用程序实现在大文件中出现次数为Top N的数字_一个大文件统计整数top

作者：码创造者 | 2024-07-22 08:04:09

踩

一个大文件统计整数top

有一个问题：有一个很大的文件（如20GB），内存装不下，其中存了很多个数字（也可能是URL之类的），找出出现次数最多的3个数字。

解题思路有这么3个点：

1. Top N的问题自然是用最小堆来解。不过如果只是找Top 3而已，也不用构造堆那么麻烦，直接几行比较代码应该就可以了。
2. 文件很大内存装不下，也就意味着不可能一次把文件整个读入内存再做处理。其实各个编程语言都有读大文件的方法，就是一行一行或一块一块地读，如C++有getline()函数，Python、Perl等都有类似的方法。

3. 形成一个Hash表，key是数字，value是该数字出现的次数。然后遍历整个Hash表，找到Top 3的数字。但是注意，这个Hash表的大小也可能会超出内存的限制。

假设数字的取值范围为0--2^31-1，那么可能的数字个数为21亿多（即2G），而每个数字占4个字节；假设所有的数字都出现了，并且每个数字只出现1次，然后再算上value的存储，那么占用的内存为: 2G * 4B * 2 =16GB，所以这个Hash表是有可能超出普通计算机的可用内存限制的。当然，如果数字个数不变而数字重复率高，自然Hash表就会小很多了。可是谁知道重复率怎样呢？如果是用生成随机数的库函数来生成这个大文件的，那么重复率还是比较低的。

在这种情况下，就要用到分而治之的思想了。如果把原来的大文件分成若干小文件，且每个小文件中出现的数字不会出现在任何其他的小文件中，那么只要统计每个小文件中出现次数的前3名，然后比较所有小文件的前3名，就能找到整个大文件中出现次数最高的前3名了。那么如何制作这样的小文件呢？对数字取模就可以了。

下面用程序来实现大文件的构造和问题的解答。

1. 我们需要创建一个很大的文件，它拥有1亿行，每行20个数字，即总共20亿的数字，即近2G个数字。

这里说一个与本题无关的数学问题。这个文件会有多大？

考虑到每个数字作为十进制保存在文件里的时候，占用的位数不一定是4位，即并不是4个字节，那么，平均每个数字在磁盘文件中占用几个字节呢？

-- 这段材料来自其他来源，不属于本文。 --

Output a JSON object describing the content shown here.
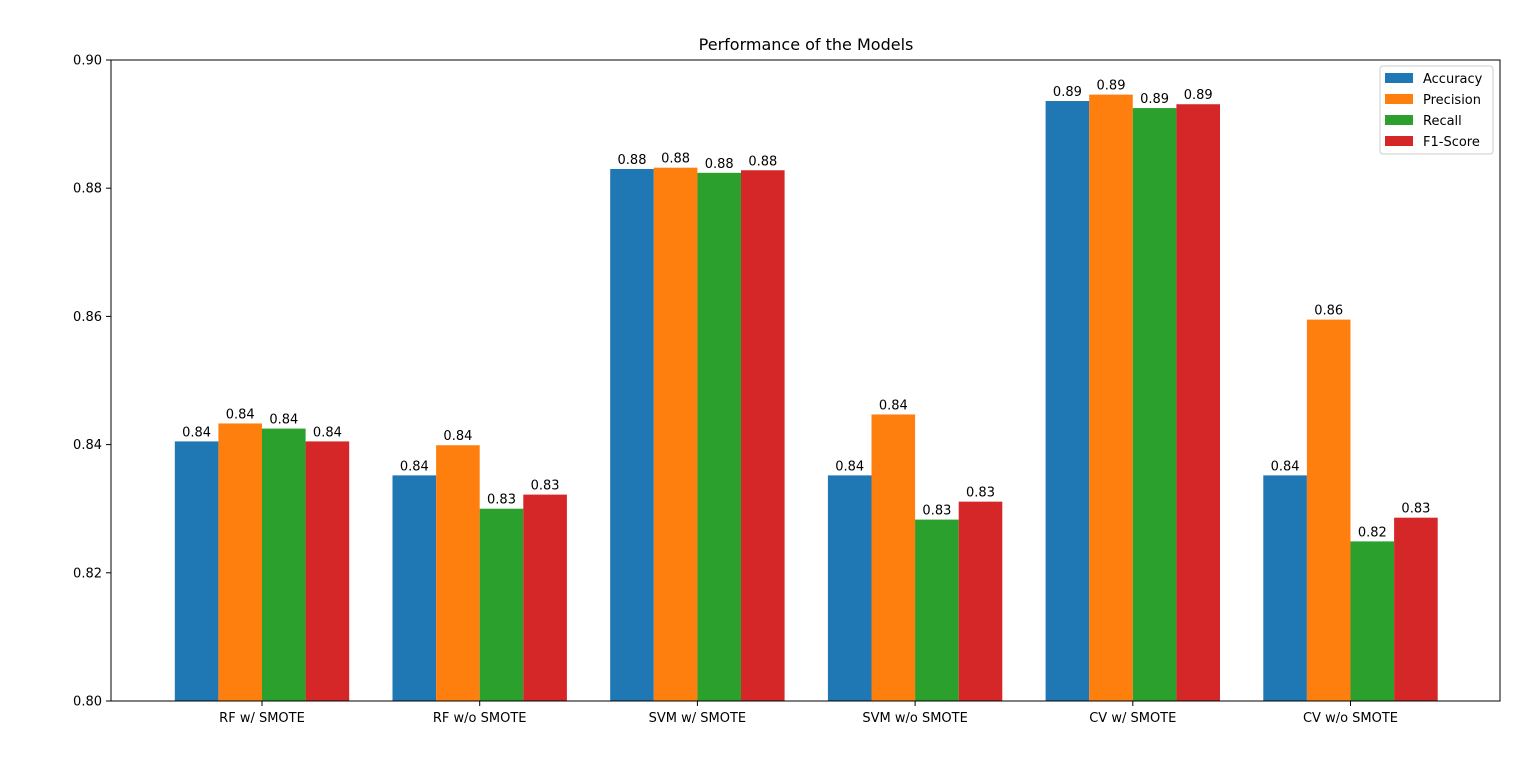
{
  "chart_data": {
    "type": "bar",
    "title": "Performance of the Models",
    "xlabel": "",
    "ylabel": "",
    "ylim": [
      0.8,
      0.9
    ],
    "yticks": [
      "0.80",
      "0.82",
      "0.84",
      "0.86",
      "0.88",
      "0.90"
    ],
    "legend_position": "top-right",
    "grid": false,
    "categories": [
      "RF w/ SMOTE",
      "RF w/o SMOTE",
      "SVM w/ SMOTE",
      "SVM w/o SMOTE",
      "CV w/ SMOTE",
      "CV w/o SMOTE"
    ],
    "series": [
      {
        "name": "Accuracy",
        "color": "#1f77b4",
        "values": [
          0.8405,
          0.8352,
          0.883,
          0.8352,
          0.8936,
          0.8352
        ],
        "labels": [
          "0.84",
          "0.84",
          "0.88",
          "0.84",
          "0.89",
          "0.84"
        ]
      },
      {
        "name": "Precision",
        "color": "#ff7f0e",
        "values": [
          0.8433,
          0.8399,
          0.8832,
          0.8447,
          0.8946,
          0.8595
        ],
        "labels": [
          "0.84",
          "0.84",
          "0.88",
          "0.84",
          "0.89",
          "0.86"
        ]
      },
      {
        "name": "Recall",
        "color": "#2ca02c",
        "values": [
          0.8425,
          0.83,
          0.8824,
          0.8283,
          0.8925,
          0.8249
        ],
        "labels": [
          "0.84",
          "0.83",
          "0.88",
          "0.83",
          "0.89",
          "0.82"
        ]
      },
      {
        "name": "F1-Score",
        "color": "#d62728",
        "values": [
          0.8405,
          0.8322,
          0.8828,
          0.8311,
          0.8931,
          0.8286
        ],
        "labels": [
          "0.84",
          "0.83",
          "0.88",
          "0.83",
          "0.89",
          "0.83"
        ]
      }
    ]
  }
}
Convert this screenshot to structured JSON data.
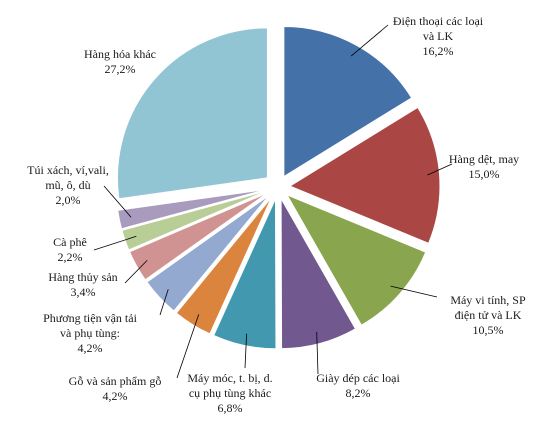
{
  "chart_data": {
    "type": "pie",
    "exploded": true,
    "slices": [
      {
        "lines": [
          "Điện thoại các loại",
          "và LK"
        ],
        "value_label": "16,2%",
        "value": 16.2,
        "color": "#4472A8"
      },
      {
        "lines": [
          "Hàng dệt, may"
        ],
        "value_label": "15,0%",
        "value": 15.0,
        "color": "#AA4644"
      },
      {
        "lines": [
          "Máy vi tính, SP",
          "điện tử và LK"
        ],
        "value_label": "10,5%",
        "value": 10.5,
        "color": "#89A54E"
      },
      {
        "lines": [
          "Giày dép các loại"
        ],
        "value_label": "8,2%",
        "value": 8.2,
        "color": "#71588F"
      },
      {
        "lines": [
          "Máy móc, t. bị, d.",
          "cụ phụ tùng khác"
        ],
        "value_label": "6,8%",
        "value": 6.8,
        "color": "#4198AF"
      },
      {
        "lines": [
          "Gỗ và sản phẩm gỗ"
        ],
        "value_label": "4,2%",
        "value": 4.2,
        "color": "#DB843D"
      },
      {
        "lines": [
          "Phương tiện vận tải",
          "và phụ tùng:"
        ],
        "value_label": "4,2%",
        "value": 4.2,
        "color": "#93A9CF"
      },
      {
        "lines": [
          "Hàng thủy sản"
        ],
        "value_label": "3,4%",
        "value": 3.4,
        "color": "#D19392"
      },
      {
        "lines": [
          "Cà phê"
        ],
        "value_label": "2,2%",
        "value": 2.2,
        "color": "#B9CD96"
      },
      {
        "lines": [
          "Túi xách, ví,vali,",
          "mũ, ô, dù"
        ],
        "value_label": "2,0%",
        "value": 2.0,
        "color": "#A99BBD"
      },
      {
        "lines": [
          "Hàng hóa khác"
        ],
        "value_label": "27,2%",
        "value": 27.2,
        "color": "#92C5D4"
      }
    ]
  }
}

首先，我们采用C语言的rand()来生成随机数，那么随机数的取值范围是0-RAND_MAX，这个RAND_MAX是在cstdlib中定义的一个值，就是2^31-1 = 2147483647，然后采用加权平均的算法来计算：


(1*10 + 2*90 + 3*900 + 4*9000 + 5*9e4 + 
 6*9e5 + 7*9e6 + 8*9e7 + 9*9e8 + 
 10*(2147483647-9e8))/2147483647 
= 9.95

这就是说，平均每个数字在磁盘文件中占据了差不多10个字节！那么近2G个数字，就会占据磁盘空间近20GB. 这个理论推测和实际观察也是一致的。下面就是生成这个大文件的C++程序：


// gen_rand.cpp
// g++ gen_rand.cpp -std=c++11 -o gen
 
#include <iostream>
#include <string>
#include <sstream>
#include <cstdlib> 
#include <ctime>
#include <vector>
#include <fstream>
using namespace std;
 
// For convenience, make all configurable variables Global 
const int total_rows = 2e8;  // 1e8 is close to 100M 
const int max_rows_in_buf = 1e4; // 1e4 rows are about 1M bytes
const int max_cols_in_buf = 20;  // 20 * 1e8 = 2e9 numbers
const string file = "./tmp.txt";
 
 
void gen_rand_int(ofstream & fout)
{
    srand((unsigned)time(NULL));
    int row_count = 0;
    string line; 
    stringstream ss(line);
    
    while (row_count < total_rows) {
        for (int rows=0; rows < max_rows_in_buf; ++rows) {
            for(int cols = 0; cols < max_cols_in_buf; ++cols) {
                ss << rand() << " ";
            }
            ss << "\n";
        }
        // using stringstream as buffer is 14% faster than using fout directly
        fout << ss.str();  
        ss.str("");  // clear string stream 
        
        row_count += max_rows_in_buf;
        // cout << row_count << " rows has been generated" << endl;
    }
}
 
 
int main() 
{  
    ofstream fout(file.c_str(), ios::out);
    if (fout.good()) {
        gen_rand_int(fout);
    }
    fout.close();
    
    return 0; 
}

总结一下：
a. 本人又写了一段Python代码，做同样的事情，只是为了对比一下效率。结果是，C++比Python快70倍左右。
b. 以上代码中使用了stringstream做了缓存，缓存为10000行，即每20万个数字写入文件一次，而不是每生成一行数字就写入文件。使用了缓存之后，速度快了约14%.
c. 代码运行总时间为 166秒左右。
d. 如果要做并行化提高速度，可以多个线程写入多个文件，完了用 cat file1 file2 file3 > big_file 的方式合并。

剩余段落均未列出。